Perry v Wine & Roses, Inc.
2007 NY Slip Op 04211 [40 AD3d 1299]
May 17, 2007
Appellate Division, Third Department
Published by New York State Law Reporting Bureau pursuant to Judiciary Law § 431.
As corrected through Wednesday, July 11, 2007


Heather M. Perry, Appellant, v Wine & Roses, Inc., Doing Business as Joe's East West Bar & Grill, Respondent.

[*1] Anthony M. Barraco, P.C., Highland (Anthony M. Barraco of counsel), for appellant.

Thomas M. Bona, P.C., White Plains (James C. Miller of counsel), for respondent.

Lahtinen, J. Appeal from a judgment of the Supreme Court (Kavanagh, J.), entered January 5, 2006 in Ulster County, upon a verdict rendered in favor of defendant.

Plaintiff fractured her left ankle when, at approximately 12:30 a.m., she fell in the restroom at defendant's nightclub, a popular establishment that was reportedly patronized by well over 200 people on the night of the accident. She commenced this negligence action alleging that her slip and fall was caused by vomit on the restroom floor and that defendant had actual or constructive notice of such condition. The case was eventually tried in front of a jury. By use of a special verdict, the jury determined that the subject area was not reasonably safe at the time that plaintiff fell, but that defendant was not negligent. Plaintiff moved to set aside the verdict as against the weight of the evidence. Her motion was denied and judgment was entered dismissing the action. Plaintiff appeals.
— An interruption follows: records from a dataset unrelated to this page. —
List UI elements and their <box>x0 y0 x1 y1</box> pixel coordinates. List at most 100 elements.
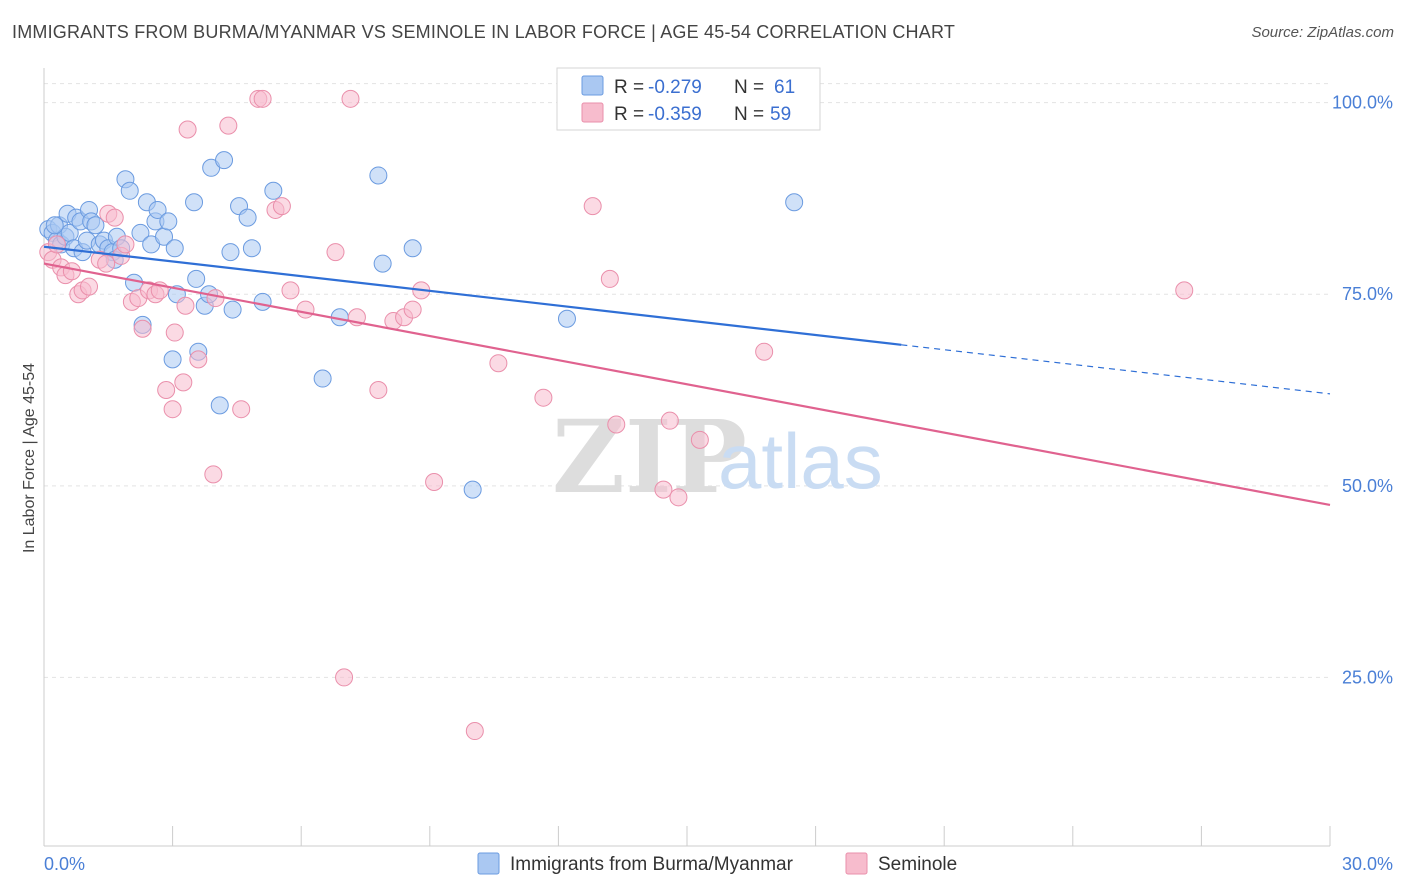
seminole-point <box>232 400 251 419</box>
y-tick-labels: 25.0% 50.0% 75.0% 100.0% <box>1332 93 1393 688</box>
burma-point <box>313 369 332 388</box>
seminole-point <box>296 300 315 319</box>
seminole-point <box>654 480 673 499</box>
seminole-point <box>583 197 602 216</box>
seminole-point <box>174 373 193 392</box>
watermark: ZIP atlas <box>552 398 883 516</box>
seminole-point <box>178 120 197 139</box>
seminole-point <box>326 243 345 262</box>
burma-point <box>373 254 392 273</box>
y-tick-label: 100.0% <box>1332 93 1393 113</box>
burma-point <box>238 208 257 227</box>
seminole-point <box>206 289 225 308</box>
watermark-zip: ZIP <box>552 398 747 516</box>
y-tick-label: 50.0% <box>1342 476 1393 496</box>
burma-point <box>369 166 388 185</box>
stats-pink-n-label: N = <box>734 104 764 125</box>
burma-point <box>253 292 272 311</box>
stats-blue-r-value: -0.279 <box>648 77 702 98</box>
seminole-point <box>105 208 124 227</box>
seminole-point <box>1175 281 1194 300</box>
x-tick-label: 0.0% <box>44 854 85 874</box>
burma-point <box>45 216 64 235</box>
burma-point <box>221 243 240 262</box>
seminole-point <box>534 388 553 407</box>
seminole-point <box>607 415 626 434</box>
seminole-point <box>465 722 484 741</box>
stats-box: R = -0.279 N = 61 R = -0.359 N = 59 <box>556 67 821 131</box>
burma-point <box>223 300 242 319</box>
burma-point <box>215 151 234 170</box>
seminole-point <box>669 488 688 507</box>
stats-blue-n-label: N = <box>734 77 764 98</box>
seminole-point <box>157 381 176 400</box>
stats-pink-swatch <box>581 102 604 123</box>
stats-pink-n-value: 59 <box>770 104 791 125</box>
seminole-point <box>600 269 619 288</box>
burma-trend-line <box>43 245 902 346</box>
legend-pink-label: Seminole <box>878 854 957 875</box>
seminole-point <box>62 262 81 281</box>
seminole-trend-line <box>43 262 1331 507</box>
seminole-point <box>165 323 184 342</box>
burma-point <box>125 273 144 292</box>
x-tick-labels: 0.0% 30.0% <box>44 854 1393 874</box>
seminole-point <box>47 235 66 254</box>
y-tick-label: 25.0% <box>1342 667 1393 687</box>
trend-lines <box>43 245 1331 507</box>
burma-point <box>131 223 150 242</box>
burma-point <box>165 239 184 258</box>
burma-trend-line-extrapolated <box>901 344 1331 395</box>
seminole-point <box>489 354 508 373</box>
y-tick-label: 75.0% <box>1342 284 1393 304</box>
watermark-atlas: atlas <box>718 417 883 505</box>
seminole-point <box>425 472 444 491</box>
stats-pink-r-label: R = <box>614 104 644 125</box>
seminole-point <box>690 430 709 449</box>
seminole-point <box>403 300 422 319</box>
stats-blue-n-value: 61 <box>774 77 795 98</box>
seminole-point <box>219 116 238 135</box>
burma-point <box>187 269 206 288</box>
seminole-point <box>660 411 679 430</box>
burma-point <box>403 239 422 258</box>
legend: Immigrants from Burma/Myanmar Seminole <box>477 852 957 875</box>
burma-point <box>210 396 229 415</box>
seminole-point <box>272 197 291 216</box>
legend-blue-label: Immigrants from Burma/Myanmar <box>510 854 794 875</box>
burma-point <box>185 193 204 212</box>
burma-point <box>148 200 167 219</box>
legend-pink-swatch <box>845 852 868 875</box>
source-credit: Source: ZipAtlas.com <box>1251 24 1394 41</box>
chart-title: IMMIGRANTS FROM BURMA/MYANMAR VS SEMINOL… <box>12 22 956 42</box>
burma-point <box>159 212 178 231</box>
burma-point <box>463 480 482 499</box>
series-seminole-points <box>39 89 1194 741</box>
seminole-point <box>133 319 152 338</box>
burma-point <box>557 309 576 328</box>
seminole-point <box>281 281 300 300</box>
burma-point <box>86 216 105 235</box>
seminole-point <box>204 465 223 484</box>
seminole-point <box>189 350 208 369</box>
gridlines <box>44 83 1330 678</box>
burma-point <box>120 181 139 200</box>
seminole-point <box>341 89 360 108</box>
seminole-point <box>163 400 182 419</box>
burma-point <box>264 181 283 200</box>
seminole-point <box>755 342 774 361</box>
seminole-point <box>80 277 99 296</box>
seminole-point <box>335 668 354 687</box>
stats-blue-r-label: R = <box>614 77 644 98</box>
seminole-point <box>97 254 116 273</box>
axes <box>43 68 1331 847</box>
stats-pink-r-value: -0.359 <box>648 104 702 125</box>
x-tick-label: 30.0% <box>1342 854 1393 874</box>
seminole-point <box>369 381 388 400</box>
burma-point <box>242 239 261 258</box>
seminole-point <box>176 296 195 315</box>
y-axis-label: In Labor Force | Age 45-54 <box>21 363 38 553</box>
burma-point <box>163 350 182 369</box>
burma-point <box>785 193 804 212</box>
Plaintiff argues that the jury's determination that defendant did not have actual or constructive notice of the condition in the bathroom was against the weight of the evidence. "A verdict may be successfully challenged as against the weight of the evidence when the evidence so preponderate[d] in favor of the [plaintiff] that [the verdict] could not have been reached on any fair interpretation of the evidence" (Hamlin v McTighe, 240 AD2d 792, 793 [1997] [internal quotation marks and citations omitted]; see Lolik v Big V Supermarkets, 86 NY2d 744, 746[*2][1995]; Alaimo v General Motors Corp., 32 AD3d 627, 627-628 [2006]). Where conflicting evidence is presented, great deference is accorded to the credibility determinations made by the jury (see Hudson v Lansingburgh Cent. School Dist., 27 AD3d 1027, 1030 [2006]; Fisher v Jackstadt, 291 AD2d 689, 691 [2002]; Devoe v Kaplan, 278 AD2d 734, 735 [2000]).

Plaintiff testified that she slipped on a substance on the floor that she believed to be vomit. Elizabeth Fazio, an acquaintance of plaintiff's coworker, testified that she was at defendant's club on the night of plaintiff's mishap. Fazio recalled seeing vomit on the floor of the restroom at about 10:30 p.m. and she stated that she told the security guard seated outside the restroom about the condition. When she returned to the restroom shortly before plaintiff's accident, she observed vomit still on the restroom floor. This time, she did not speak to the security guard, although she recalled that it was the same guard as earlier in the evening. Defendant's witnesses included Kenneth Lenczewski, the security guard who worked that location on the night in question. He testified that nobody told him prior to plaintiff's accident that there was vomit on the floor of the bathroom. On the issue of actual notice, there was a conflict between the testimony of Fazio and Lenczewski, and we discern no reason to set aside the jury's assessment of that issue.

As to constructive notice, plaintiff asserts that such was established by Fazio's statement that she saw vomit in the restroom around 10:30 p.m. and the testimony of David Murphy, the general manager of the club, who stated that it was defendant's policy to inspect the restroom every 20 to 30 minutes. Plaintiff's assertion, however, rests upon the assumption that Fazio's testimony must be accepted and it is apparent that the jury rejected significant parts of her testimony. Murphy's testimony alone does not persuasively establish constructive notice since no other proof clearly puts the substance in the bathroom for a considerable length of time and the disgorging that created the unsafe condition could have occurred shortly before the accident. We are unpersuaded to set aside the jury's determination (see Hamlin v McTighe, supra at 793; Odom v Binghamton Giant Mkts., 237 AD2d 686, 687 [1997]).

The further arguments regarding purportedly improper comments by defense counsel during summation were not preserved for review (see Healy v Greco, 174 AD2d 877, 879 [1991]).

Cardona, P.J., Crew III, Spain and Kane, JJ., concur. Ordered that the judgment is affirmed, with costs.